As you may already be aware, US Vogue’s December 2025 cover featured Timothée Chalamet, photographed by Annie Leibovitz. But what may have evaded you is that, while Chalamet’s cover appeared to have been captured in the swirl of outer space, the real location of the image was Michael Heizer’s City, an appropriately out-of-this-world artwork hidden deep within the Nevada desert. Within the extraordinary images, Chalamet is shadowed by geometric forms, moving through a landscape seemingly suspended between ancient civilization and science fiction.
The irony at the heart of the shoot lies not just in the parallels between Dune and the design of Heizer’s work, but that, for most visitors, photography at City is prohibited. Leibovitz asked Heizer directly, and it was a mark of their friendship, I was told, that he agreed to allow the shoot to occur. Close relationships with the artist notwithstanding, one of the most talked-about artworks of our time (City took more than 50 years to complete and is breathtakingly vast) is also one of the most difficult to document. In an age when cultural experiences are measured by shareability, Heizer’s magnum opus insists on something unfashionably old-fashioned: seeing it for yourself.
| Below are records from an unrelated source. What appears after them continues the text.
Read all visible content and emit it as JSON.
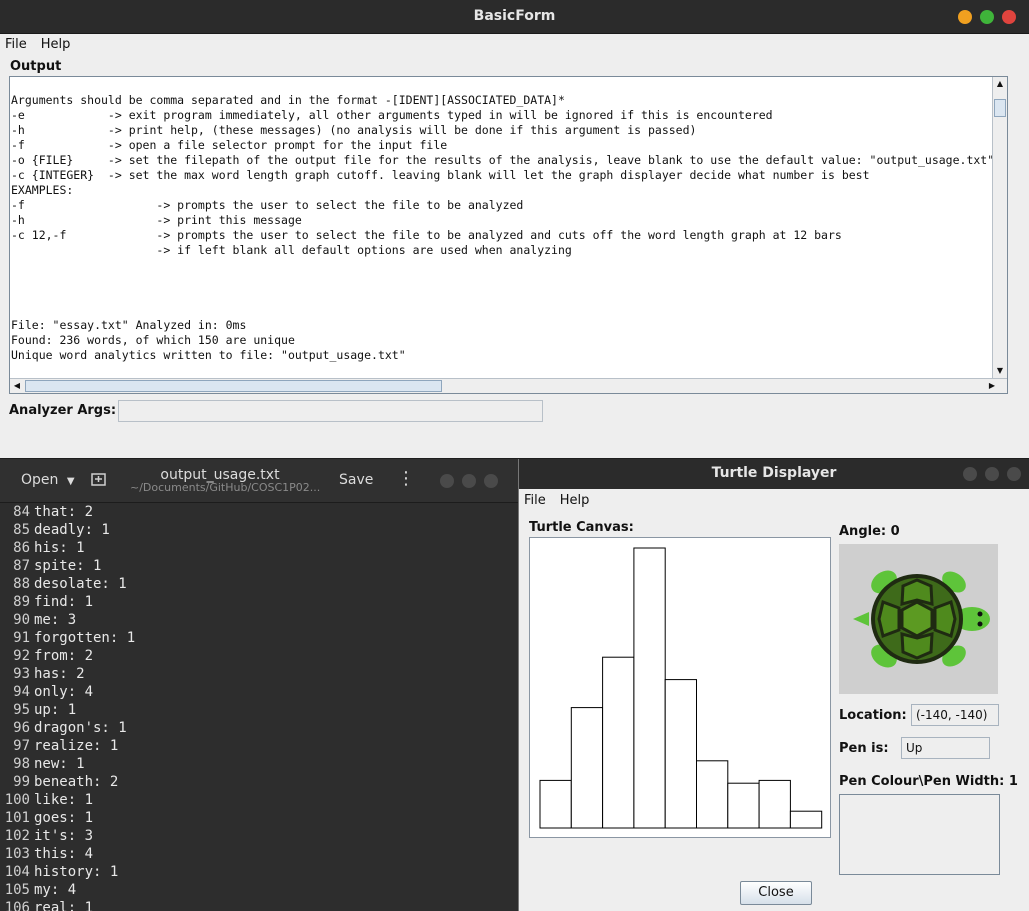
{
  "basic_form": {
    "title": "BasicForm",
    "menu": [
      "File",
      "Help"
    ],
    "output_label": "Output",
    "output_lines": [
      "Arguments should be comma separated and in the format -[IDENT][ASSOCIATED_DATA]*",
      "-e            -> exit program immediately, all other arguments typed in will be ignored if this is encountered",
      "-h            -> print help, (these messages) (no analysis will be done if this argument is passed)",
      "-f            -> open a file selector prompt for the input file",
      "-o {FILE}     -> set the filepath of the output file for the results of the analysis, leave blank to use the default value: \"output_usage.txt\"",
      "-c {INTEGER}  -> set the max word length graph cutoff. leaving blank will let the graph displayer decide what number is best",
      "EXAMPLES:",
      "-f                   -> prompts the user to select the file to be analyzed",
      "-h                   -> print this message",
      "-c 12,-f             -> prompts the user to select the file to be analyzed and cuts off the word length graph at 12 bars",
      "                     -> if left blank all default options are used when analyzing",
      "",
      "",
      "",
      "",
      "File: \"essay.txt\" Analyzed in: 0ms",
      "Found: 236 words, of which 150 are unique",
      "Unique word analytics written to file: \"output_usage.txt\""
    ],
    "args_label": "Analyzer Args:",
    "args_value": ""
  },
  "editor": {
    "open_label": "Open",
    "title": "output_usage.txt",
    "subtitle": "~/Documents/GitHub/COSC1P02...",
    "save_label": "Save",
    "lines": [
      {
        "num": "84",
        "text": "that: 2"
      },
      {
        "num": "85",
        "text": "deadly: 1"
      },
      {
        "num": "86",
        "text": "his: 1"
      },
      {
        "num": "87",
        "text": "spite: 1"
      },
      {
        "num": "88",
        "text": "desolate: 1"
      },
      {
        "num": "89",
        "text": "find: 1"
      },
      {
        "num": "90",
        "text": "me: 3"
      },
      {
        "num": "91",
        "text": "forgotten: 1"
      },
      {
        "num": "92",
        "text": "from: 2"
      },
      {
        "num": "93",
        "text": "has: 2"
      },
      {
        "num": "94",
        "text": "only: 4"
      },
      {
        "num": "95",
        "text": "up: 1"
      },
      {
        "num": "96",
        "text": "dragon's: 1"
      },
      {
        "num": "97",
        "text": "realize: 1"
      },
      {
        "num": "98",
        "text": "new: 1"
      },
      {
        "num": "99",
        "text": "beneath: 2"
      },
      {
        "num": "100",
        "text": "like: 1"
      },
      {
        "num": "101",
        "text": "goes: 1"
      },
      {
        "num": "102",
        "text": "it's: 3"
      },
      {
        "num": "103",
        "text": "this: 4"
      },
      {
        "num": "104",
        "text": "history: 1"
      },
      {
        "num": "105",
        "text": "my: 4"
      },
      {
        "num": "106",
        "text": "real: 1"
      }
    ]
  },
  "turtle": {
    "title": "Turtle Displayer",
    "menu": [
      "File",
      "Help"
    ],
    "canvas_label": "Turtle Canvas:",
    "angle_label": "Angle: 0",
    "location_label": "Location:",
    "location_value": "(-140, -140)",
    "pen_label": "Pen is:",
    "pen_value": "Up",
    "pen_colour_label": "Pen Colour\\Pen Width: 1",
    "close_label": "Close",
    "bars": [
      0.17,
      0.43,
      0.61,
      1.0,
      0.53,
      0.24,
      0.16,
      0.17,
      0.06
    ]
  },
  "colors": {
    "title_close": "#e0443e",
    "title_max": "#3fb43a",
    "title_min": "#f0a020"
  }
}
The American Southwest has a way of making scale feel slippery. The landscape seems to stretch indefinitely, the horizon appearing like a cartoon mirage at all times. It’s no surprise that the Land Art movement emerged here. Beginning in the late 1960s, artists abandoned galleries in favour of deserts, salt flats, mesas, and remote terrain, using these surroundings as both setting and material. Rather than making artworks to place in nature, artists such as Heizer, Robert Smithson, and his wife Nancy Holt made nature into the artwork itself.
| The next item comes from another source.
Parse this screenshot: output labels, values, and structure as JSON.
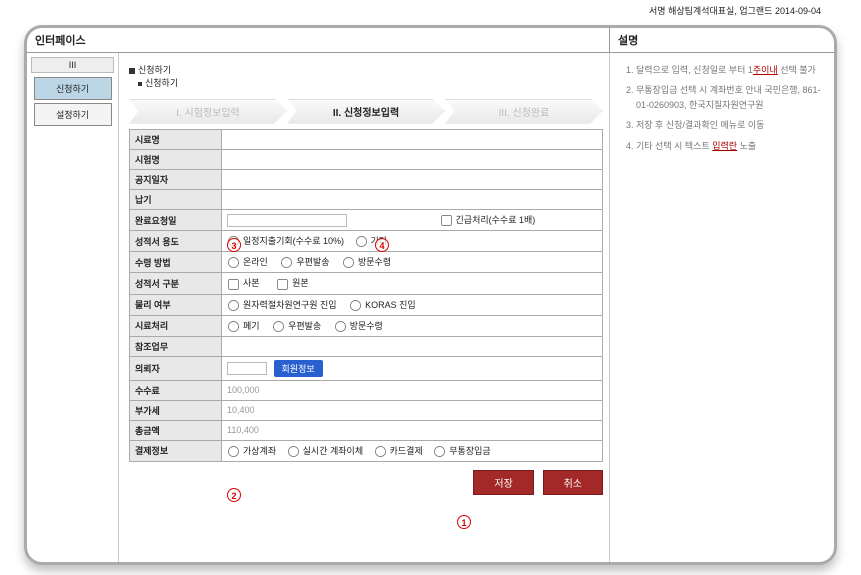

To me, a road trip is still one of the most appealing ways of exploring the USA. Ever since Britney Spears’ acting debut in Crossroads captured my imagination as a pre-teen, taking in America by road—specifically as a passenger princess—has always been alluring. And, I would argue, the most satisfying way to understand American Land Art is not chronologically but geographically, on a route best accessed by car.
Though we landed in LA, our journey following the movement began in earnest in Las Vegas. Driving from California, we pulled over for such landmarks as The World’s Largest Thermometer, a souvenir store called Alien Fresh Jerky (incredible novelty UFO swag to be scored), and Ugo Rondinone’s primary colored 2016 artwork, Seven Magic Mountains. The latter is definitely not aligned with traditional understandings of the Land Art movement (works made from or complementing the earth around them); instead, it punctuates the landscape with a decidedly human presence, a playful intrusion in dayglo.